I for one, thing a much better lesson would be to respect one's body and not push until one is vomiting.
There are issues with both public and private. The lack of resources in public school is tough, but there are wonderful teachers, students etc. that surround my children on a daily basis.
It's the rare family at our Catholic school who chose it primarily for the religious aspect. People do not trust Seattle Public Schools. My oldest entered school when you had to list many school choices and weren't guaranteed any of them. We were assigned to our fifth choice. Plus - there was no way to know if your school would be open next year. Now that we have the neighborhood assignment plan, the new families enrolling in the Catholic school are coming from neighborhoods with unpopular attendance area schools. I would not be surprised to see some private schools closing or reducing the number of classrooms they provide.
Not Catholic
leaving
My oldest continued in Waldorf for high school but my youngest wanted a different high school experience and attends Nathan Hale. There are many things to love about Nathan Hale and the community there but I am not loving the Seattle Public Schools curriculum which do not seem to take child development into consideration at all. My kid is receiving a good education but not nearly as good as the one my older one received at the Waldorf high school.
HP
For data, check out this site. You can find % of students in pvt. Schools vs. public schools, household income, rental rates, home sales, adult ed levels, etc.
Looking at the data, much is explained about the ways of Seattle. Just plug in your zip code.
http://www.city-data.com/city/Seattle-Washington.html
-Seattle parent
It is when you DON'T enroll in an AL program during the next enrollment period, that you need to re-test. In that case, I'm sorry that she didn't know the policy or timeline, but that doesn't constitute a reason for AL department to accommodate her.
That's how it used to be at any rate, who knows how many policy changes have been undertaken, though on the AL webpage it says "Students retain their eligibility designations (academically highly gifted or academically gifted) as long as they remain enrolled in the Accelerated Progress Program, Spectrum, or an Advanced Learning Opportunity School and do not need to re-test each year."

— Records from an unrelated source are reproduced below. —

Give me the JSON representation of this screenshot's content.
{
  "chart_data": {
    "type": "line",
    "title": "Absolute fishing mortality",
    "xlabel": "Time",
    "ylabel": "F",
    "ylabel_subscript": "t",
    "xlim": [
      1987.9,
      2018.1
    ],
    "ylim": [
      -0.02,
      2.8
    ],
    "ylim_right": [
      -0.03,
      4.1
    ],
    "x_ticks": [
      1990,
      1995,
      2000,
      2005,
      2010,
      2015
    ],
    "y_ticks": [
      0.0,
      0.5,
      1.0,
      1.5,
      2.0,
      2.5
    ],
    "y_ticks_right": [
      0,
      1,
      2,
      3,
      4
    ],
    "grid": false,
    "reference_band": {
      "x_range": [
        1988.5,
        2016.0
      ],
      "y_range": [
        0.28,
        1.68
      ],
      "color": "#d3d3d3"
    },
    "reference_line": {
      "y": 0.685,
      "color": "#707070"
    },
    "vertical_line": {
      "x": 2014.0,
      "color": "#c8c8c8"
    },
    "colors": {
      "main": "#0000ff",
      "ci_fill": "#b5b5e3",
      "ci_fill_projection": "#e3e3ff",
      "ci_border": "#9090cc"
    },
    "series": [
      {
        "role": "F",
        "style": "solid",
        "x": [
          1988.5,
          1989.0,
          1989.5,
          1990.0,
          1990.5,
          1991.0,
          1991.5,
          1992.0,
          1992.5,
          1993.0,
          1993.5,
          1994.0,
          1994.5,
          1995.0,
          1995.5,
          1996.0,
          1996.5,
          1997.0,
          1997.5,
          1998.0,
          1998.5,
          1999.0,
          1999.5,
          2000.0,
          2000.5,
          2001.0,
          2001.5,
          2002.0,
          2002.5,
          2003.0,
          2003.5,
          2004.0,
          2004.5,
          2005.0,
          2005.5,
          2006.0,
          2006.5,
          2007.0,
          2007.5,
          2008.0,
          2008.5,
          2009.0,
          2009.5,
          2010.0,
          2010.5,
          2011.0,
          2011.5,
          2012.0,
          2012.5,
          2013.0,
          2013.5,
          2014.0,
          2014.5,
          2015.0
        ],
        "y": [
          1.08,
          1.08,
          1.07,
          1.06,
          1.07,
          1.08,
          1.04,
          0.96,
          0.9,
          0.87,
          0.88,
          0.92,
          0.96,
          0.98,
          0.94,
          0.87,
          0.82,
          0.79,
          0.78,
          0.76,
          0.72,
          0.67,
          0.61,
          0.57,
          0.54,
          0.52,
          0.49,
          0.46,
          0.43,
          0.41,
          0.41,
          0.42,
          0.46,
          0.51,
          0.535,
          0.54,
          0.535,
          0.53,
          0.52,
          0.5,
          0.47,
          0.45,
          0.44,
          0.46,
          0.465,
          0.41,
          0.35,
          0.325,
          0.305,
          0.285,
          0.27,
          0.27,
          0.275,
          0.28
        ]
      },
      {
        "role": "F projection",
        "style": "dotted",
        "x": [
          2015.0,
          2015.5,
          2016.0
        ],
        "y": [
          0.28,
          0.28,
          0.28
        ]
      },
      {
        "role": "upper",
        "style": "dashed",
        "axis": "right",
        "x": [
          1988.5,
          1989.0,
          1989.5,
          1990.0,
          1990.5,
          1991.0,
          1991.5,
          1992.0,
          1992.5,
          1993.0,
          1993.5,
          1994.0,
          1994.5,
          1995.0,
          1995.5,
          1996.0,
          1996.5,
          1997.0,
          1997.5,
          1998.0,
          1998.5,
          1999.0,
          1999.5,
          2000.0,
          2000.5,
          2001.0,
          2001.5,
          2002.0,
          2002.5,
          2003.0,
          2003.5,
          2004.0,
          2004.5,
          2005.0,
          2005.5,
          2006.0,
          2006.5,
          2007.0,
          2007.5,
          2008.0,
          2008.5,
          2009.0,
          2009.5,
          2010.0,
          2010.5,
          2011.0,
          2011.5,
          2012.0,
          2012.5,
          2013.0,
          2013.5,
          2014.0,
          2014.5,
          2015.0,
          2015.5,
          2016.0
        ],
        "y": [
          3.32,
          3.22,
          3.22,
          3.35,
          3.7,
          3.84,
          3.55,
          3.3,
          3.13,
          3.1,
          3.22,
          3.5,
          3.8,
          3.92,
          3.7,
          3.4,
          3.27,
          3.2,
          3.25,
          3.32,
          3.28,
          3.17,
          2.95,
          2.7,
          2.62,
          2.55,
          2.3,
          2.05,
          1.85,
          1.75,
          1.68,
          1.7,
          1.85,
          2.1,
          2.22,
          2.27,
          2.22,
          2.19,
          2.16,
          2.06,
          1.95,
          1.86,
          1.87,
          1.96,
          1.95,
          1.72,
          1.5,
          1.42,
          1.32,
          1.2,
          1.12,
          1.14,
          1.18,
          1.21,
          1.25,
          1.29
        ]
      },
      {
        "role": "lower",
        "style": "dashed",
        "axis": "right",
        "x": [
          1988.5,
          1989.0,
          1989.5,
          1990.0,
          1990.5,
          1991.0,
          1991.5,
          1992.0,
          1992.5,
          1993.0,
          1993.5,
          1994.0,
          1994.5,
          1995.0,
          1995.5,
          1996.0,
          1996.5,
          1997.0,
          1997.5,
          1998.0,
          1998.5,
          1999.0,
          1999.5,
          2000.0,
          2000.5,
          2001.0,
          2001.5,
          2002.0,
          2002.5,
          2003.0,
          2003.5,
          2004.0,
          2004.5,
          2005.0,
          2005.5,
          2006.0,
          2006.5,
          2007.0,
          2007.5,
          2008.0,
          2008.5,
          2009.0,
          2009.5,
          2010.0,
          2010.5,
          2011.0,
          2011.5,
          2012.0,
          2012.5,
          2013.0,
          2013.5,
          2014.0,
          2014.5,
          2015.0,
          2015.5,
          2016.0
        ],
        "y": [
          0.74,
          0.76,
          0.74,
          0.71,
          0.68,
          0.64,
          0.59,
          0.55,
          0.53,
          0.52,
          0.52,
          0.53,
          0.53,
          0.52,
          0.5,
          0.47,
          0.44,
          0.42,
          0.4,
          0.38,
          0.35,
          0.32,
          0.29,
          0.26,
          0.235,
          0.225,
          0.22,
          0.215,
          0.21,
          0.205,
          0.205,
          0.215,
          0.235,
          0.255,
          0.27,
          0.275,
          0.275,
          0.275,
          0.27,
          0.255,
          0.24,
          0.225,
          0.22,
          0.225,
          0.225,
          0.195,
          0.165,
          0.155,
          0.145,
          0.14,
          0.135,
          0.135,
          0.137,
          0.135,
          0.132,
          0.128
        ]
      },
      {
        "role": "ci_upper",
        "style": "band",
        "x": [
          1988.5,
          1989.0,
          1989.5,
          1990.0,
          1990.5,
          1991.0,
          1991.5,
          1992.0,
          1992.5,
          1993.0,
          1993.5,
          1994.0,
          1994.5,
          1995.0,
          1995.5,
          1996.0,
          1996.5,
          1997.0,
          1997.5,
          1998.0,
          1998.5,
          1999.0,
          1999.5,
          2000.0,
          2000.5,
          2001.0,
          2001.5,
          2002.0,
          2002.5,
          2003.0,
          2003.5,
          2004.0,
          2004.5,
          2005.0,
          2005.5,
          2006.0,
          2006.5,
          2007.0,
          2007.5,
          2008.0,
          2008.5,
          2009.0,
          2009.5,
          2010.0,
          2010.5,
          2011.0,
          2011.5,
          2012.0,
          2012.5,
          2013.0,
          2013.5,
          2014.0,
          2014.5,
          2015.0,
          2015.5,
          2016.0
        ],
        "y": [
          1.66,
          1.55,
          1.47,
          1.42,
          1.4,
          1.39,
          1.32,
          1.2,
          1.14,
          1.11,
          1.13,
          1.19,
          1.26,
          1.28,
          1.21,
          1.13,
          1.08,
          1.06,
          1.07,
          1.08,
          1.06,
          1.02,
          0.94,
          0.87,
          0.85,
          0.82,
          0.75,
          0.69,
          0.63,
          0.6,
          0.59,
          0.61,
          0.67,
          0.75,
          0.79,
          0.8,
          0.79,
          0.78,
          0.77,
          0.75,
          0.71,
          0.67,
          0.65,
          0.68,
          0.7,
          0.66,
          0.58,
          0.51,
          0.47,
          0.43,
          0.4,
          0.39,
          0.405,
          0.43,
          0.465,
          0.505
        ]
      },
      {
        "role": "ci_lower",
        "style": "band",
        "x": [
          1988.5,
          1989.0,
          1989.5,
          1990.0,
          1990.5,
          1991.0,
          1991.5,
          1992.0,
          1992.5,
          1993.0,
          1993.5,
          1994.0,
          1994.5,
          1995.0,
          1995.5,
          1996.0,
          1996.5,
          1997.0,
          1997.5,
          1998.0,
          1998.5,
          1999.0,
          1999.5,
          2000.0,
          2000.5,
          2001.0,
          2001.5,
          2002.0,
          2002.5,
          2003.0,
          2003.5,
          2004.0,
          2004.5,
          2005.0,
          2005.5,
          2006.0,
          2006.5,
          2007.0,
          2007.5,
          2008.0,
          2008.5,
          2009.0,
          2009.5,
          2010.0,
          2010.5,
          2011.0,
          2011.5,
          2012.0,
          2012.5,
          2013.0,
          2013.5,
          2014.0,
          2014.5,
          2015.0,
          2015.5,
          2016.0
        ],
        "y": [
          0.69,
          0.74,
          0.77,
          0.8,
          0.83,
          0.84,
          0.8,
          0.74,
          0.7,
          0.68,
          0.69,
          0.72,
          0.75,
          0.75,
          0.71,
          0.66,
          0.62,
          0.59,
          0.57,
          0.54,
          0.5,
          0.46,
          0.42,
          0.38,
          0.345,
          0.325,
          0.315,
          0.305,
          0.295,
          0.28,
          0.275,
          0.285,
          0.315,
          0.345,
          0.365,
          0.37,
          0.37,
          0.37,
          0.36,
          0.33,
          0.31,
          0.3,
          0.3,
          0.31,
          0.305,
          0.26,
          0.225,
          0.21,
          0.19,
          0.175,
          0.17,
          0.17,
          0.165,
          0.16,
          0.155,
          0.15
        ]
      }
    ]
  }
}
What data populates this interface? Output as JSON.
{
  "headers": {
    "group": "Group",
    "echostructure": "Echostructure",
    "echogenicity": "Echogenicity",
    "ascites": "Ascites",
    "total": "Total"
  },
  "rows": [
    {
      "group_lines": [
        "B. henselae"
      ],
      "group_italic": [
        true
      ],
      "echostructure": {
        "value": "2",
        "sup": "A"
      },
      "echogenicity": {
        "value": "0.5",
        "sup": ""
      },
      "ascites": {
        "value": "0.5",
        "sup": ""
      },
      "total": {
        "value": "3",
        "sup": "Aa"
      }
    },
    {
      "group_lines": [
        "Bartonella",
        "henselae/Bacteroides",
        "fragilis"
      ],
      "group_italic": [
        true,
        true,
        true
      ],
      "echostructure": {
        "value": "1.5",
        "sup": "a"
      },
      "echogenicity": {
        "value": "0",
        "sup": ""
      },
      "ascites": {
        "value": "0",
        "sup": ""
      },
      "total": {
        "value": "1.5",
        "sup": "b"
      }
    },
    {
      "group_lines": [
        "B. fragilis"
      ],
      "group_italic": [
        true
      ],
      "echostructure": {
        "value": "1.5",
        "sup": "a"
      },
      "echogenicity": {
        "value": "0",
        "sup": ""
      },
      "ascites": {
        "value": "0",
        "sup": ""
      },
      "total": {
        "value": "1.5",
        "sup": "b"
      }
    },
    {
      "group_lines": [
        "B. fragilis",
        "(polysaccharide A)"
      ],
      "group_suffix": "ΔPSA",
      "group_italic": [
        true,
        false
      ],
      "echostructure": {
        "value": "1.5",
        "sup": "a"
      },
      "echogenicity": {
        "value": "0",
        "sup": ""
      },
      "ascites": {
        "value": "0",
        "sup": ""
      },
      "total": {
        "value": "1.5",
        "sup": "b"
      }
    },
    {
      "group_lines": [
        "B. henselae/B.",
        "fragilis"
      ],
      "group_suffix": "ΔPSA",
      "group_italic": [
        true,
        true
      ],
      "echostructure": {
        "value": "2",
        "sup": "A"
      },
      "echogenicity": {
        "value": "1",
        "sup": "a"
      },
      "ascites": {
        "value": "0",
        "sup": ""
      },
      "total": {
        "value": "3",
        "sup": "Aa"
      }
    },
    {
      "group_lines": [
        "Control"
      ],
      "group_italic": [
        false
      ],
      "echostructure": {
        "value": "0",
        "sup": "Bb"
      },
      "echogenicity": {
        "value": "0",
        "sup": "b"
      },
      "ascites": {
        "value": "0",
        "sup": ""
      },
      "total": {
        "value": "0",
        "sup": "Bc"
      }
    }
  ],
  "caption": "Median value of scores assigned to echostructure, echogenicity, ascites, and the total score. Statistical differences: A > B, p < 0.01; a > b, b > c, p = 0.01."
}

I can't speak to eligibility, placement etc in SPED programs or the district policies re: same.
-AL parent
Don't get me wrong. I am as much, if not more, guilty as some in slamming CREEP (there I go again) and Ms. Lake.
But in this case I (versus perhaps other posters critical of SpEd or, in this case, AL) find a kernel in common with the writer and points raised in the Crosscut article.
I reckon this with a personal reconciliation of my antipathy against TFA versus those impacted (including the TFA candidates.)
I know. Either I'm a big phony or I'm smokin' somethin'. I tried to do the same with Banda. Obviously the goal is more important than being right.
It is a fact that many sped families share Lake's hopelessness and exhaustion.
That said, I don't understand her support of charters because nothing good for special education inclusively has EVER been linked to charters.
But as another sped parent, I totally hear and respect and can confirm that the current situation for our students especially students who should be included in general ed most of the day, is beyond not acceptable.